La Lega Nord dell’ampolla che raccoglie l’acqua del Po, il fiume sacro e simbolo dell’identità padana che si ferma rigorosamente alle sue sponde, oggi non esiste più. Salvini porta a compimento il suo progetto di forza politica sul modello del Front National di Marie Le Pen saldando a sé le componenti della destra estrema e della destra delusa dai vuoti lasciati dal berlusconismo in decadenza e cercando d’imbarcare qualche “capitano d’industria”
( secondo l’articolo, il paron dell’Esselunga – Caprotti ? )

Al folklore si sostituisce l’aggressività xenofoba e l’odio verso colui che è ritenuto diverso, sia per colore della pelle che per scelte affettive. Il momento è propizio, la crisi economica acuisce i problemi e rende molti facili prede di facili slogan.
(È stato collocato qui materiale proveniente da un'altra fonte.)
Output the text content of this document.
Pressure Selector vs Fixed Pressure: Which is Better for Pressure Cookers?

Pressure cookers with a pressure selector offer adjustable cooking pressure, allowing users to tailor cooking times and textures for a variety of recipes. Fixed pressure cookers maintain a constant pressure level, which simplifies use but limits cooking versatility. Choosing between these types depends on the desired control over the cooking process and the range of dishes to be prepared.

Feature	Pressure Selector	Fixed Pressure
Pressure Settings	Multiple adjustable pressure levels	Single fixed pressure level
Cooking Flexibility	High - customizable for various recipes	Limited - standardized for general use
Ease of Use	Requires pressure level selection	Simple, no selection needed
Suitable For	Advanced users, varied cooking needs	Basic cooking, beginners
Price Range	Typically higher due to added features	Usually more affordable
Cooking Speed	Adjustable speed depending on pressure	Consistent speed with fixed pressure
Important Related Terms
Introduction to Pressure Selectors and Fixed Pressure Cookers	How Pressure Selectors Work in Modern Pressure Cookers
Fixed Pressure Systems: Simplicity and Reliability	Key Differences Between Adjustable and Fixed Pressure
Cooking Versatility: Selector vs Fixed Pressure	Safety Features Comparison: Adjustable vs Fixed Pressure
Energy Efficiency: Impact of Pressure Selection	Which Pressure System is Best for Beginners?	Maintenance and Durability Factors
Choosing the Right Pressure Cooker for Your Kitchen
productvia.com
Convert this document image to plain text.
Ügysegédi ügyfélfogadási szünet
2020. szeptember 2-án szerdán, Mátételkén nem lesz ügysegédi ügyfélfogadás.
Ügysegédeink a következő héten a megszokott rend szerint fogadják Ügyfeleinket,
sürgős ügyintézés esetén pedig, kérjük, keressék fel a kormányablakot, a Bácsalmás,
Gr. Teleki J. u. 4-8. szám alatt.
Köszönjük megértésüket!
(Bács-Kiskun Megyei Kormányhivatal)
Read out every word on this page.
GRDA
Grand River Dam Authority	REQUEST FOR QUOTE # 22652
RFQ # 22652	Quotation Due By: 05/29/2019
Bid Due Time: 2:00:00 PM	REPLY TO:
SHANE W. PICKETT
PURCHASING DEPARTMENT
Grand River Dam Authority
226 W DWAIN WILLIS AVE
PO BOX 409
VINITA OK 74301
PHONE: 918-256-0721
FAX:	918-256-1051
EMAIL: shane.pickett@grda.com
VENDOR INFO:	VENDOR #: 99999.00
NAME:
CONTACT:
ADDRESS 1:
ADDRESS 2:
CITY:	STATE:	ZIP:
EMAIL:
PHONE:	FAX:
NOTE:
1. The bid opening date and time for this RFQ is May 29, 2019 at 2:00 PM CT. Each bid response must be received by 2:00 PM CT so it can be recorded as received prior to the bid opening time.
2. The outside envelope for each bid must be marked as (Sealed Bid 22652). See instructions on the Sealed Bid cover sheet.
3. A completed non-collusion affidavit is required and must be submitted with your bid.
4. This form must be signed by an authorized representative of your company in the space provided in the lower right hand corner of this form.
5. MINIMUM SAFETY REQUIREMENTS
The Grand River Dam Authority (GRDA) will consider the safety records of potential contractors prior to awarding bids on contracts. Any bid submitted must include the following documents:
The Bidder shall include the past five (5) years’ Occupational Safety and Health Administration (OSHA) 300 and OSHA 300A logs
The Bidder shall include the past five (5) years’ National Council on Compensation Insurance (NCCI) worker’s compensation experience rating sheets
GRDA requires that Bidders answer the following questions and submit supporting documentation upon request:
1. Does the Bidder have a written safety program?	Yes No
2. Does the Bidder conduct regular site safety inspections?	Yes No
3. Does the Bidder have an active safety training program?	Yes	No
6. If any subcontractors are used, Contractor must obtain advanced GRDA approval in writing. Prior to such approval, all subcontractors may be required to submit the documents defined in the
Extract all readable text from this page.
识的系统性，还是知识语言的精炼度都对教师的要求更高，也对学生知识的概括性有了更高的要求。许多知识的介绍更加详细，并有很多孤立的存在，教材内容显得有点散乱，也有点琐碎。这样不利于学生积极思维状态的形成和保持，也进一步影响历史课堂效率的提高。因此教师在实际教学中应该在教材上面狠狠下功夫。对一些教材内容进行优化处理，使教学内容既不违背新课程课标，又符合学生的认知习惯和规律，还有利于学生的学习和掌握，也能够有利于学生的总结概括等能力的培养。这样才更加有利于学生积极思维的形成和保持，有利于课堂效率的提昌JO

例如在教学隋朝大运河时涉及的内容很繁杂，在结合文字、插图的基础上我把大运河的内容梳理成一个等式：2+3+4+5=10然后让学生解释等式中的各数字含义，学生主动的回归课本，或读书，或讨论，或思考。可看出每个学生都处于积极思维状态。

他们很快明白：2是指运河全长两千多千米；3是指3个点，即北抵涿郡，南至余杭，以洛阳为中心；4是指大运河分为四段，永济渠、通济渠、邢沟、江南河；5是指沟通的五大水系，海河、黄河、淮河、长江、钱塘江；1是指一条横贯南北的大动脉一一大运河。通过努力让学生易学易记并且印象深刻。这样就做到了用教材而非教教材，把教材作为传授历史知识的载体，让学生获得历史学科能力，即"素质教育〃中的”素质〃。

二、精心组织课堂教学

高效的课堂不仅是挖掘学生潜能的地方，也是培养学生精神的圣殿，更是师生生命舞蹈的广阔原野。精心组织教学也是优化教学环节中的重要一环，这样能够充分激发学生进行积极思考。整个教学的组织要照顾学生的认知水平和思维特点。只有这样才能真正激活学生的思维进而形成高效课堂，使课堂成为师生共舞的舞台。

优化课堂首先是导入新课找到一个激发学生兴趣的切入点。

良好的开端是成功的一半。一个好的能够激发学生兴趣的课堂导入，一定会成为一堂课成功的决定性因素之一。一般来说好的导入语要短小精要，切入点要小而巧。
Non basta più la vigilanza democratica, occorre mettere in atto politiche dal livello locale a quello nazionale che rispondano ai bisogni delle persone, che risolvano i problemi del lavoro che non c’è, della precarietà, che diano risposte ai giovani come ai pensionati.  Un nuovo welfare che non lasci indietro nessuno ma che sappia fare i conti anche con le ridotte risorse.

Da questo non si può prescindere,  il nostro Paese non ha gli anticorpi sufficienti per contrastare seriamente queste derive e non capirlo porterebbe a sottovalutare il fenomeno creando danni irreparabili.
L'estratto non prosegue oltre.